Major projects hopefully address NQ unemployment
Unemployment is falling across Queensland, with the exception of Townsville.
North Queensland is swimming against the tide at the moment with rising unemployment, which is now at a record high of 11.0 per cent.
It is obviously hoped that some of recent announcements including the City Deal, Carmichael coal mine and new stadium project will begin to produce economic activity, encourage further investment and drive down the unemployment figure in the region.
But there is evidence to suggest that rather than being 11.0 per cent, the real figure is probably double that, once you take into account the “hidden” unemployed.
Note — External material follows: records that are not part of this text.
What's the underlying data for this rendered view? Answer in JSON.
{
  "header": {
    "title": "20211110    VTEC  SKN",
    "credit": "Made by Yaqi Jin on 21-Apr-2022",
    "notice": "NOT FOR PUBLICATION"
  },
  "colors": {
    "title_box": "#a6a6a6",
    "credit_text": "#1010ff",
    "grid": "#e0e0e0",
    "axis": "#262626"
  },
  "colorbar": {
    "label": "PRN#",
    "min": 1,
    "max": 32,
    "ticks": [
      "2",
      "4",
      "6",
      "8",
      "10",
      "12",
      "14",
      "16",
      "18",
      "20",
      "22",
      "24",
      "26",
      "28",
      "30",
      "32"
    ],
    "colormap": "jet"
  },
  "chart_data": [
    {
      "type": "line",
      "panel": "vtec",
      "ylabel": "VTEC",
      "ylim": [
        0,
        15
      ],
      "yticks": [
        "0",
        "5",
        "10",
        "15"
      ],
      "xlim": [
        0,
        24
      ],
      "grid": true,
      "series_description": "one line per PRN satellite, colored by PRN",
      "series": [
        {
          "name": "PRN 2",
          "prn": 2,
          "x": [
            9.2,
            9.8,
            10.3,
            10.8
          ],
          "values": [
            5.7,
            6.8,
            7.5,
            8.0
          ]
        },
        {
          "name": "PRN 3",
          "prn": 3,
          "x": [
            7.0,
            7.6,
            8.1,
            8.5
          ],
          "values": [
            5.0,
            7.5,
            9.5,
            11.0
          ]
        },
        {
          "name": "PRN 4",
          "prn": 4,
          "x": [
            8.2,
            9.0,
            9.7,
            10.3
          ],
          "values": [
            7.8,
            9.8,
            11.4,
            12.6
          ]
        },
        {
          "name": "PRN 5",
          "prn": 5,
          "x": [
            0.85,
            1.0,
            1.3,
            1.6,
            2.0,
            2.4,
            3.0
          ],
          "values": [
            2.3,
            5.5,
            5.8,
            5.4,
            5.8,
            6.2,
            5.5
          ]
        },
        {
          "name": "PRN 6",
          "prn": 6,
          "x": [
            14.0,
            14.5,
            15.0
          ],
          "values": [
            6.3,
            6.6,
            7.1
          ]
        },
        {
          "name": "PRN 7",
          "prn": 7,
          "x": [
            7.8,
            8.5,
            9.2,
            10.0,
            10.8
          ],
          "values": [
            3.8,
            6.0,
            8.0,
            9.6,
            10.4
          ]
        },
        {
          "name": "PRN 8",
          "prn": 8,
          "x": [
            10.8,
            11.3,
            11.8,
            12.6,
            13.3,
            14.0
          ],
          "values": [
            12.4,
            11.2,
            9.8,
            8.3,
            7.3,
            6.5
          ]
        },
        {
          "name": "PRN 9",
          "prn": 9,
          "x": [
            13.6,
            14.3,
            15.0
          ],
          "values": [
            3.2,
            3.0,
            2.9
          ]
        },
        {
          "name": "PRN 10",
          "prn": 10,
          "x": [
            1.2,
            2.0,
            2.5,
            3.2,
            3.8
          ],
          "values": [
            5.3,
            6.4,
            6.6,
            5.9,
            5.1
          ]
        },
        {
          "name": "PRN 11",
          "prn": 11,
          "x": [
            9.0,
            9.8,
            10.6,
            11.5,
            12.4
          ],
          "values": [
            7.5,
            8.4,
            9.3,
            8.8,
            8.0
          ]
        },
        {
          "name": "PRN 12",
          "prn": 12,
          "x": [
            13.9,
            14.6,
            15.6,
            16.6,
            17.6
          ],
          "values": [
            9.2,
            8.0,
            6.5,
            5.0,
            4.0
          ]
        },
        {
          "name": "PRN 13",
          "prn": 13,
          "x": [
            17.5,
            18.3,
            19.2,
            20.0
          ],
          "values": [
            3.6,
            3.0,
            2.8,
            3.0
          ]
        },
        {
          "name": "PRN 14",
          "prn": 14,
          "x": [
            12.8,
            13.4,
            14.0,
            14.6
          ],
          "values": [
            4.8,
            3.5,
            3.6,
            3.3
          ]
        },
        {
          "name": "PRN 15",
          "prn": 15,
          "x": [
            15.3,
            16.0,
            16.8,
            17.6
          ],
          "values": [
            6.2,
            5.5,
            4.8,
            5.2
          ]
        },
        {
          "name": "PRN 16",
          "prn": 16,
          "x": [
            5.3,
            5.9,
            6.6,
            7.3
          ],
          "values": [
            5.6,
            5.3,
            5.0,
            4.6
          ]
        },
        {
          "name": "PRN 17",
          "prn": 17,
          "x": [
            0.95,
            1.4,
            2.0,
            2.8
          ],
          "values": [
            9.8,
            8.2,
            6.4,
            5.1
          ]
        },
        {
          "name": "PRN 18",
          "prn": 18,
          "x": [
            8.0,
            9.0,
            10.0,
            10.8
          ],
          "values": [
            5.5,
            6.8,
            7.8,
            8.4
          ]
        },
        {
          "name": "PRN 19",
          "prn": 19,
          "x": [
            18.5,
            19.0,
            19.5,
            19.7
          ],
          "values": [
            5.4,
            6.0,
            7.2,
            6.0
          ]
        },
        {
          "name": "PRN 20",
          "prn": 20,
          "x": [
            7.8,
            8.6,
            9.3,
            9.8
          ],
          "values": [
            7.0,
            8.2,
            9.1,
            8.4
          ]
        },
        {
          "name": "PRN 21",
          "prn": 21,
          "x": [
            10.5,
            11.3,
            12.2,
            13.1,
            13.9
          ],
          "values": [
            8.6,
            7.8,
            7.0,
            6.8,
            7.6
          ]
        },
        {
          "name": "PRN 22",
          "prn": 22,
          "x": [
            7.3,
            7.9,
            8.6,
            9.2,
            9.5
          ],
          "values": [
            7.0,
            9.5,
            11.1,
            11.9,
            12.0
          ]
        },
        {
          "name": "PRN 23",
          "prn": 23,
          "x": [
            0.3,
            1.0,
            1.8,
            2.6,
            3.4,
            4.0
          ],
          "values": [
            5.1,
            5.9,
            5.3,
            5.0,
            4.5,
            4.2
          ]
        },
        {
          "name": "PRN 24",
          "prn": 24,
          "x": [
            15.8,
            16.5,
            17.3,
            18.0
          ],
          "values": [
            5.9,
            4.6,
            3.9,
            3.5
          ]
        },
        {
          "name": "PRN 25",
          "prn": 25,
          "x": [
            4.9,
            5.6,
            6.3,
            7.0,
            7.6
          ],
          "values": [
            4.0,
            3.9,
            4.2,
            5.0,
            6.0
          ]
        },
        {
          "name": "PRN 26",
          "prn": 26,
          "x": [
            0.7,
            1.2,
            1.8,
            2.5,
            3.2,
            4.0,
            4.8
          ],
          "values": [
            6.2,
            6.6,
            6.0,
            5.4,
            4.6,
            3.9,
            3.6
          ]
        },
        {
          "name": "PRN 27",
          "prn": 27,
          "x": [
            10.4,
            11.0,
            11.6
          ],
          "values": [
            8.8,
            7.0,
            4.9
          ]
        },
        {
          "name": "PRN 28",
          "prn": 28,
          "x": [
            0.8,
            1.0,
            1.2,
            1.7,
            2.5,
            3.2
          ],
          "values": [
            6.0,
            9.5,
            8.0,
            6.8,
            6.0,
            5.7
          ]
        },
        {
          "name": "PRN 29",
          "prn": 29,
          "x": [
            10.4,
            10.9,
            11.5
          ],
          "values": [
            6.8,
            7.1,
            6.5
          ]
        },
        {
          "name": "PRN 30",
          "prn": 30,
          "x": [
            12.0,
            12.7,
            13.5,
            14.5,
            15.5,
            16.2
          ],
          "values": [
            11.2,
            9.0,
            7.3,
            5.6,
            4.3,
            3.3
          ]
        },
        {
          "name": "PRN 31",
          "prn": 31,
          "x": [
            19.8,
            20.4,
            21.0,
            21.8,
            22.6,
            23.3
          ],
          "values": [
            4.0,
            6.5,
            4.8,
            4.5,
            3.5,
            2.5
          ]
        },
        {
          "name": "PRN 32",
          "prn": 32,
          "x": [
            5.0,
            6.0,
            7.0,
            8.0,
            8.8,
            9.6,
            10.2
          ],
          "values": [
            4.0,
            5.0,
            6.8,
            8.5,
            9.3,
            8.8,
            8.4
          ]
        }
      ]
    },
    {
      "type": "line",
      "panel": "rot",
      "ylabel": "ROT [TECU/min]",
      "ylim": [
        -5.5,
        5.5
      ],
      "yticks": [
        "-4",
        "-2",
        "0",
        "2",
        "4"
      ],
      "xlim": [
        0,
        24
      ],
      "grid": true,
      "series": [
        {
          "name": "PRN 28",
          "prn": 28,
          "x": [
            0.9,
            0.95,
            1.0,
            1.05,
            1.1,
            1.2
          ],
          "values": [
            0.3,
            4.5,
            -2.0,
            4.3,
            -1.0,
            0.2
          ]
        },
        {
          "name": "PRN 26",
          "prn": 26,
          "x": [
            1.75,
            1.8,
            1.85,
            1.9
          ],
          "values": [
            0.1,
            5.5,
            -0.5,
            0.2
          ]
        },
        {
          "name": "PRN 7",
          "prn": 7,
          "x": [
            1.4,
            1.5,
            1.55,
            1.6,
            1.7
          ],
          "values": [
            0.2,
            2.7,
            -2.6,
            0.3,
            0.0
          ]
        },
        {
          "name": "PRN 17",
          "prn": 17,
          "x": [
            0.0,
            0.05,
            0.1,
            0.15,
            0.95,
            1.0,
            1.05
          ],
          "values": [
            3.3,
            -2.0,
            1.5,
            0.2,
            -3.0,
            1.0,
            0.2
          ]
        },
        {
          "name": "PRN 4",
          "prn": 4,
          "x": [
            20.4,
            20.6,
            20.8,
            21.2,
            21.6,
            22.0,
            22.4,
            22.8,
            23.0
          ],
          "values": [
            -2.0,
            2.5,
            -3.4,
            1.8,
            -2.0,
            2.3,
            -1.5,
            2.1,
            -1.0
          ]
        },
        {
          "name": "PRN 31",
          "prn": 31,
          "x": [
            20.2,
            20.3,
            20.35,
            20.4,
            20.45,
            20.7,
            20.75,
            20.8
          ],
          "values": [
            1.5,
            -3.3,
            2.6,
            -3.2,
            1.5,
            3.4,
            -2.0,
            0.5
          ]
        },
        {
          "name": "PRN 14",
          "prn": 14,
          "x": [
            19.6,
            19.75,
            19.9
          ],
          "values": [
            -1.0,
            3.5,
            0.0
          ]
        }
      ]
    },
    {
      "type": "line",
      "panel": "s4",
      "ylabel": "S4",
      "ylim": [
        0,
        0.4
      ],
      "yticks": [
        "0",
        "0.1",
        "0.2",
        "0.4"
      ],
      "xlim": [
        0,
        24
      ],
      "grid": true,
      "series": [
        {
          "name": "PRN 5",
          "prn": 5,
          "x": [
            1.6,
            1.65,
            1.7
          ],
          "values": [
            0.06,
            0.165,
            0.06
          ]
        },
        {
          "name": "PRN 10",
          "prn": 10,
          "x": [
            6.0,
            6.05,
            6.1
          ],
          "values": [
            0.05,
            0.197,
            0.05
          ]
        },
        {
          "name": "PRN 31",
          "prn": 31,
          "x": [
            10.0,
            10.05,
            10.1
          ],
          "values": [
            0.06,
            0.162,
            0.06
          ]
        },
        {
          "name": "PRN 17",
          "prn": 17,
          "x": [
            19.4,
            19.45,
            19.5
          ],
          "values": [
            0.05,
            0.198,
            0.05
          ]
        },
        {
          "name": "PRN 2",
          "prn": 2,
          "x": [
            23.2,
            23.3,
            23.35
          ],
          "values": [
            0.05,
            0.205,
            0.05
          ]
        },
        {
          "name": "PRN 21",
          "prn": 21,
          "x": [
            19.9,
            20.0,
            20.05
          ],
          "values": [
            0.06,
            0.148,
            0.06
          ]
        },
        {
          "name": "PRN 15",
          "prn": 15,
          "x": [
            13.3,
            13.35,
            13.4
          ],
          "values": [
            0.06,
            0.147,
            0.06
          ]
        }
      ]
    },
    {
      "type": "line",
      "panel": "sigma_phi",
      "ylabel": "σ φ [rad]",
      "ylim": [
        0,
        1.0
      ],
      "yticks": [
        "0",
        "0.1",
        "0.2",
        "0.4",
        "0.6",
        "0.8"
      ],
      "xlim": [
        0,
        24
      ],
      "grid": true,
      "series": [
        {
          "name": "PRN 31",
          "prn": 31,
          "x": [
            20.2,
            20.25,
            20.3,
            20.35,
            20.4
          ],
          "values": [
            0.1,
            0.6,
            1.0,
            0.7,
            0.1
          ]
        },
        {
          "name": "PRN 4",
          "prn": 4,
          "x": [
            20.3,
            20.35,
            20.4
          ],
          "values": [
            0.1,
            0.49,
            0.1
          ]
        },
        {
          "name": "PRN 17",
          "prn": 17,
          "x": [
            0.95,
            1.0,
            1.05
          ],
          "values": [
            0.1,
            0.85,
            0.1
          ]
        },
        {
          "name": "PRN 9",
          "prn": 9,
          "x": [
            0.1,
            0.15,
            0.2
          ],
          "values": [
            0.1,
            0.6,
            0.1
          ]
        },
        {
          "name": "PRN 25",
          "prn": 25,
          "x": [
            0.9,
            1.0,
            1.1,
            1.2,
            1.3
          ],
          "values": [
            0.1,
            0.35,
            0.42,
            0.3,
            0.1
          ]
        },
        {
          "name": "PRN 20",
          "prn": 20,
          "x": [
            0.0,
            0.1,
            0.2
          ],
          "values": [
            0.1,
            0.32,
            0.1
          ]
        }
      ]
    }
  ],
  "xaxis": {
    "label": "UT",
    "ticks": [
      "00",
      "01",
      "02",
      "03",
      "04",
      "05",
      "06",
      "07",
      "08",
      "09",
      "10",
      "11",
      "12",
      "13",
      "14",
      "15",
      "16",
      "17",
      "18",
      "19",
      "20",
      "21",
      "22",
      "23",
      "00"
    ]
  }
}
This means the challenges for Townsville are real – and critical.
The most recent release of regional labour force data from the Australian Bureau of Statistics (ABS) has revealed some encouraging signs in relation to jobs and unemployment, especially in those areas that have experienced significant strain in recent times.
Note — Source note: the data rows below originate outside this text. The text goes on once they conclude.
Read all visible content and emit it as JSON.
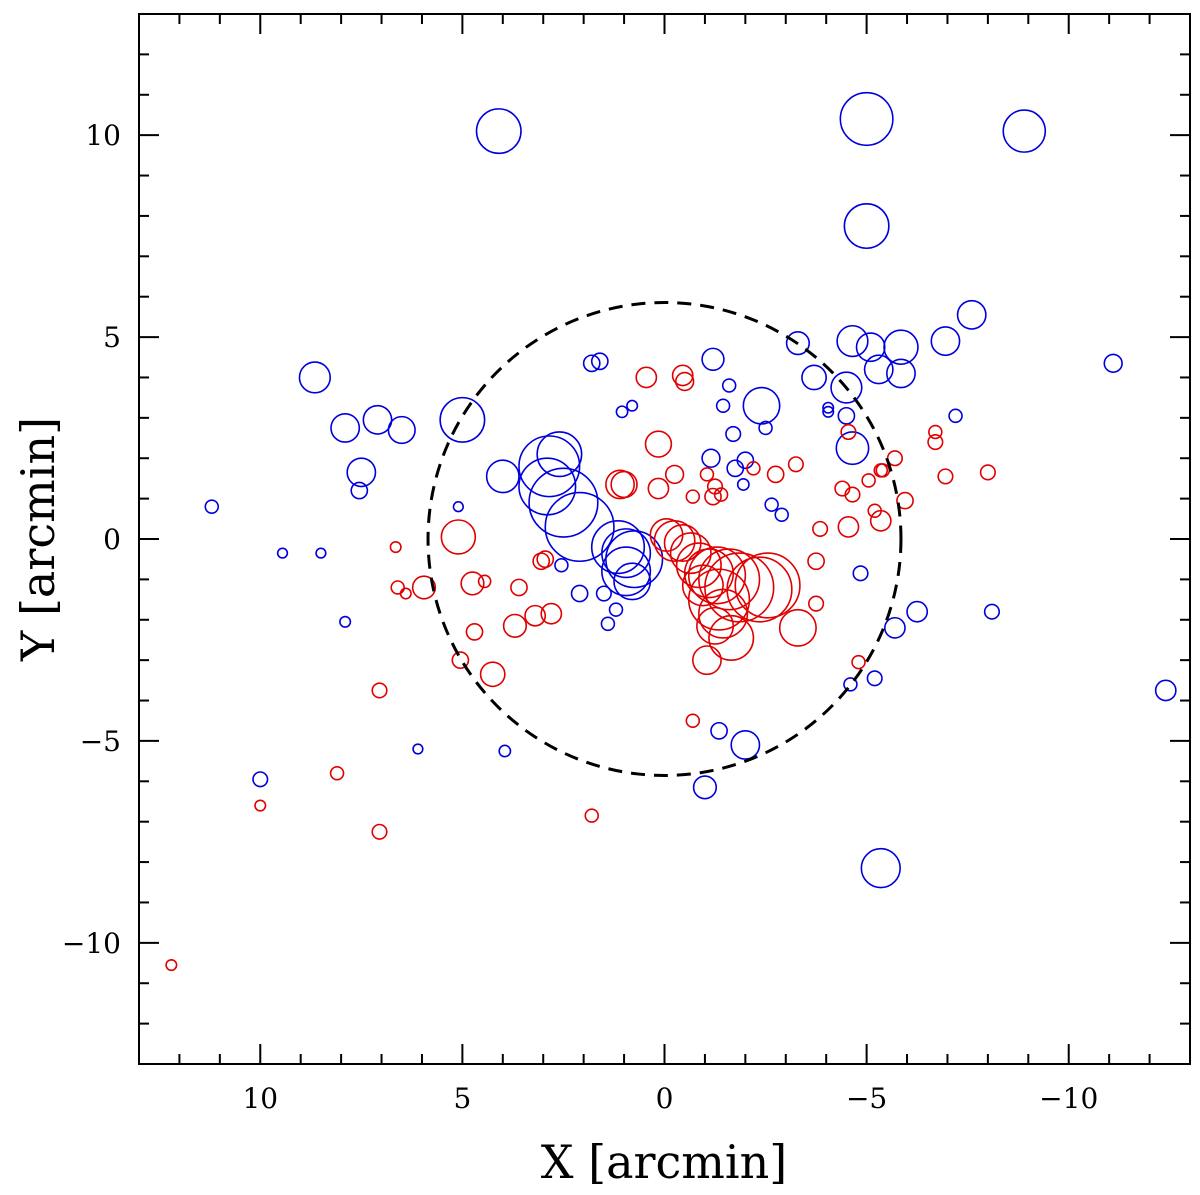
{
  "chart_data": {
    "type": "scatter",
    "title": "",
    "xlabel": "X [arcmin]",
    "ylabel": "Y [arcmin]",
    "xlim": [
      13,
      -13
    ],
    "ylim": [
      -13,
      13
    ],
    "x_ticks": [
      10,
      5,
      0,
      -5,
      -10
    ],
    "y_ticks": [
      10,
      5,
      0,
      -5,
      -10
    ],
    "x_tick_labels": [
      "10",
      "5",
      "0",
      "−5",
      "−10"
    ],
    "y_tick_labels": [
      "10",
      "5",
      "0",
      "−5",
      "−10"
    ],
    "minor_tick_step": 1,
    "grid": false,
    "colors": {
      "blue": "#0000dd",
      "red": "#e00000",
      "boundary": "#000000"
    },
    "boundary_circle": {
      "center": [
        0,
        0
      ],
      "radius": 5.85,
      "style": "dashed"
    },
    "series": [
      {
        "color": "#0000dd",
        "points": [
          [
            4.1,
            10.1,
            0.55
          ],
          [
            -5.0,
            10.4,
            0.65
          ],
          [
            -8.9,
            10.1,
            0.52
          ],
          [
            -5.0,
            7.75,
            0.55
          ],
          [
            8.65,
            4.0,
            0.38
          ],
          [
            7.9,
            2.75,
            0.35
          ],
          [
            7.1,
            2.95,
            0.35
          ],
          [
            6.5,
            2.7,
            0.33
          ],
          [
            7.5,
            1.65,
            0.35
          ],
          [
            7.55,
            1.2,
            0.2
          ],
          [
            5.0,
            2.95,
            0.55
          ],
          [
            4.0,
            1.55,
            0.4
          ],
          [
            11.2,
            0.8,
            0.16
          ],
          [
            9.45,
            -0.35,
            0.12
          ],
          [
            8.5,
            -0.35,
            0.12
          ],
          [
            7.9,
            -2.05,
            0.13
          ],
          [
            5.1,
            0.8,
            0.12
          ],
          [
            10.0,
            -5.95,
            0.18
          ],
          [
            6.1,
            -5.2,
            0.12
          ],
          [
            3.95,
            -5.25,
            0.14
          ],
          [
            1.8,
            4.35,
            0.2
          ],
          [
            1.6,
            4.4,
            0.2
          ],
          [
            1.05,
            3.15,
            0.14
          ],
          [
            0.8,
            3.3,
            0.13
          ],
          [
            -1.2,
            4.45,
            0.27
          ],
          [
            -1.6,
            3.8,
            0.16
          ],
          [
            -1.45,
            3.3,
            0.16
          ],
          [
            -2.4,
            3.3,
            0.45
          ],
          [
            -1.7,
            2.6,
            0.18
          ],
          [
            -2.5,
            2.75,
            0.16
          ],
          [
            -1.15,
            2.0,
            0.22
          ],
          [
            -1.75,
            1.75,
            0.2
          ],
          [
            -2.0,
            1.95,
            0.2
          ],
          [
            -1.95,
            1.35,
            0.14
          ],
          [
            -2.65,
            0.85,
            0.16
          ],
          [
            -2.9,
            0.6,
            0.16
          ],
          [
            -3.3,
            4.85,
            0.28
          ],
          [
            -3.7,
            4.0,
            0.3
          ],
          [
            -4.65,
            4.9,
            0.38
          ],
          [
            -5.1,
            4.75,
            0.35
          ],
          [
            -5.3,
            4.2,
            0.35
          ],
          [
            -5.85,
            4.75,
            0.42
          ],
          [
            -5.85,
            4.1,
            0.35
          ],
          [
            -4.5,
            3.75,
            0.38
          ],
          [
            -6.95,
            4.9,
            0.35
          ],
          [
            -7.6,
            5.55,
            0.35
          ],
          [
            -7.2,
            3.05,
            0.16
          ],
          [
            -4.05,
            3.15,
            0.13
          ],
          [
            -4.05,
            3.25,
            0.13
          ],
          [
            -4.5,
            3.05,
            0.2
          ],
          [
            -4.65,
            2.25,
            0.4
          ],
          [
            -11.1,
            4.35,
            0.22
          ],
          [
            2.6,
            2.1,
            0.55
          ],
          [
            2.85,
            1.8,
            0.75
          ],
          [
            2.9,
            1.3,
            0.7
          ],
          [
            2.5,
            0.9,
            0.85
          ],
          [
            2.1,
            0.3,
            0.85
          ],
          [
            1.15,
            -0.2,
            0.65
          ],
          [
            0.95,
            -0.35,
            0.6
          ],
          [
            0.75,
            -0.5,
            0.7
          ],
          [
            0.95,
            -0.8,
            0.6
          ],
          [
            0.8,
            -1.05,
            0.45
          ],
          [
            2.55,
            -0.65,
            0.16
          ],
          [
            2.1,
            -1.35,
            0.2
          ],
          [
            1.5,
            -1.35,
            0.18
          ],
          [
            1.2,
            -1.75,
            0.16
          ],
          [
            1.4,
            -2.1,
            0.16
          ],
          [
            -4.85,
            -0.85,
            0.18
          ],
          [
            -5.7,
            -2.2,
            0.25
          ],
          [
            -6.25,
            -1.8,
            0.25
          ],
          [
            -8.1,
            -1.8,
            0.18
          ],
          [
            -12.4,
            -3.75,
            0.25
          ],
          [
            -4.6,
            -3.6,
            0.16
          ],
          [
            -5.2,
            -3.45,
            0.18
          ],
          [
            -1.35,
            -4.75,
            0.2
          ],
          [
            -2.0,
            -5.1,
            0.35
          ],
          [
            -1.0,
            -6.15,
            0.28
          ],
          [
            -5.35,
            -8.15,
            0.48
          ]
        ]
      },
      {
        "color": "#e00000",
        "points": [
          [
            0.45,
            4.0,
            0.25
          ],
          [
            -0.45,
            4.05,
            0.25
          ],
          [
            -0.5,
            3.9,
            0.22
          ],
          [
            0.15,
            2.35,
            0.32
          ],
          [
            1.0,
            1.35,
            0.32
          ],
          [
            1.1,
            1.35,
            0.35
          ],
          [
            0.15,
            1.25,
            0.25
          ],
          [
            -0.25,
            1.6,
            0.22
          ],
          [
            -0.7,
            1.05,
            0.16
          ],
          [
            -1.2,
            1.05,
            0.2
          ],
          [
            -1.05,
            1.6,
            0.16
          ],
          [
            -1.25,
            1.3,
            0.18
          ],
          [
            -1.4,
            1.1,
            0.16
          ],
          [
            -2.2,
            1.75,
            0.16
          ],
          [
            -2.75,
            1.6,
            0.2
          ],
          [
            -3.25,
            1.85,
            0.18
          ],
          [
            -3.85,
            0.25,
            0.18
          ],
          [
            -4.4,
            1.25,
            0.18
          ],
          [
            -4.65,
            1.1,
            0.18
          ],
          [
            -4.55,
            0.3,
            0.25
          ],
          [
            -5.35,
            0.45,
            0.25
          ],
          [
            -5.2,
            0.7,
            0.16
          ],
          [
            -5.05,
            1.45,
            0.16
          ],
          [
            -5.35,
            1.7,
            0.16
          ],
          [
            -5.4,
            1.7,
            0.16
          ],
          [
            -5.7,
            2.0,
            0.18
          ],
          [
            -5.95,
            0.95,
            0.2
          ],
          [
            -6.7,
            2.65,
            0.16
          ],
          [
            -6.7,
            2.4,
            0.18
          ],
          [
            -6.95,
            1.55,
            0.18
          ],
          [
            -8.0,
            1.65,
            0.18
          ],
          [
            -4.55,
            2.65,
            0.18
          ],
          [
            -0.05,
            0.1,
            0.4
          ],
          [
            -0.25,
            -0.05,
            0.5
          ],
          [
            -0.45,
            -0.1,
            0.45
          ],
          [
            -0.65,
            -0.35,
            0.5
          ],
          [
            -0.85,
            -0.65,
            0.55
          ],
          [
            -1.1,
            -0.85,
            0.6
          ],
          [
            -0.95,
            -1.15,
            0.5
          ],
          [
            -1.3,
            -0.9,
            0.7
          ],
          [
            -1.6,
            -1.0,
            0.75
          ],
          [
            -1.85,
            -1.2,
            0.85
          ],
          [
            -2.35,
            -1.25,
            0.8
          ],
          [
            -2.55,
            -1.15,
            0.8
          ],
          [
            -1.35,
            -1.5,
            0.75
          ],
          [
            -1.45,
            -1.85,
            0.6
          ],
          [
            -1.65,
            -2.45,
            0.55
          ],
          [
            -1.25,
            -2.15,
            0.45
          ],
          [
            -1.05,
            -3.0,
            0.35
          ],
          [
            -3.3,
            -2.2,
            0.45
          ],
          [
            -3.75,
            -0.55,
            0.2
          ],
          [
            -3.75,
            -1.6,
            0.18
          ],
          [
            -4.8,
            -3.05,
            0.16
          ],
          [
            -0.7,
            -4.5,
            0.16
          ],
          [
            1.8,
            -6.85,
            0.16
          ],
          [
            5.1,
            0.05,
            0.42
          ],
          [
            4.75,
            -1.1,
            0.28
          ],
          [
            4.45,
            -1.05,
            0.15
          ],
          [
            3.6,
            -1.2,
            0.2
          ],
          [
            3.7,
            -2.15,
            0.28
          ],
          [
            3.2,
            -1.9,
            0.25
          ],
          [
            2.8,
            -1.85,
            0.25
          ],
          [
            3.05,
            -0.55,
            0.2
          ],
          [
            2.95,
            -0.5,
            0.2
          ],
          [
            6.65,
            -0.2,
            0.13
          ],
          [
            6.6,
            -1.2,
            0.16
          ],
          [
            6.4,
            -1.35,
            0.13
          ],
          [
            5.95,
            -1.2,
            0.28
          ],
          [
            4.7,
            -2.3,
            0.2
          ],
          [
            5.05,
            -3.0,
            0.2
          ],
          [
            4.25,
            -3.35,
            0.3
          ],
          [
            7.05,
            -3.75,
            0.18
          ],
          [
            8.1,
            -5.8,
            0.16
          ],
          [
            10.0,
            -6.6,
            0.13
          ],
          [
            7.05,
            -7.25,
            0.18
          ],
          [
            12.2,
            -10.55,
            0.13
          ]
        ]
      }
    ]
  }
}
Across the past 12 months, falls in the level of unemployment have been recorded across a number of areas in Queensland including Logan, Mackay, Fitzroy, the Sunshine Coast and Wide Bay.
While some of these regions continue to have levels of unemployment that are unacceptably high, which are presenting significant challenges for these communities, it is still positive that there is a clear downward trend leading into 2017 across much of Queensland.
Townsville is an exception to what is being seen across much of Queensland, and recorded an unemployment rate of 11.0 per cent in November 2016, which is the highest level since the ABS began publishing regional labour force data in 1999.
Significantly, this places unemployment in the region at 3.0 percent higher than what was recorded in November 2015, and 5.0 per cent higher than the current Queensland average of 6.0 per cent (seasonally adjusted).
As is the case across much of Queensland, the rise in unemployment has coincided with a sharp fall in the participation rate, which records the proportion of the working aged population that is engaged in the labour force.
While displaying some variability across the past decade, the participation rate in Townsville has been consistently higher than the Queensland average for much of the past 10 years, with the mining investment driving employment opportunities in the region.
Since a recent peak of 67.3 per cent in May 2015 however, labour force participation in Townsville has collapsed, and is currently at 59.0 per cent, which is the lowest level on record.
Compared to May 2015, there are now 14,200 fewer people employed in Townsville, but only a fraction of this decline in employment is captured by an increase in the number of people that are unemployed.
Across the past 18 months, the number of unemployed people has increased by 1100 people, while approximately 13,100 have disengaged from the labour market entirely, becoming part of the hidden unemployed.
Analysis conducted by CCIQ has revealed that the falling participation rate can be partially explained through demographic shifts in the working aged population, with an increased proportion of people aged over 55 impacting overall participation.
After controlling for this effect however, a significant amount of the decline since May 2015 is still left unexplained, and much if this believed to be associated with an increase in the number of discouraged job seekers that have stopped looking for work.
As a result, it is likely that the real unemployment rate in Townsville is well above the official figure of 11.0 per cent that was recorded in November 2016, with CCIQ estimate that it would be 21.9 per cent, had participation remain unchanged since its recent peak in May 2015.
Source: ABS; CCIQ
This highlights the challenge that is currently before the people of Townsville in addressing the significant decline in employment opportunities available in the region, and its associated impact on communities across North Queensland.
The size of the task confronting Townsville, and other parts of Queensland, suggest that the major issues to be addressed in 2017 exist outside the south east corner and reinforces the need for a serious focus on regional priorities in the New Year.
Recent announcements regarding the City Deal, Carmichael coal mine and construction of a new CBD stadium and entertainment precinct all suggest that economic activity and investment could return to North Queensland across the next 12 months and beyond, providing a much needed boost to the region.
Only through the implementation of a sustainable, long-term economic plan for the region will there be a meaningful return in the level of business confidence that will deliver increased growth, and job creation for North Queensland.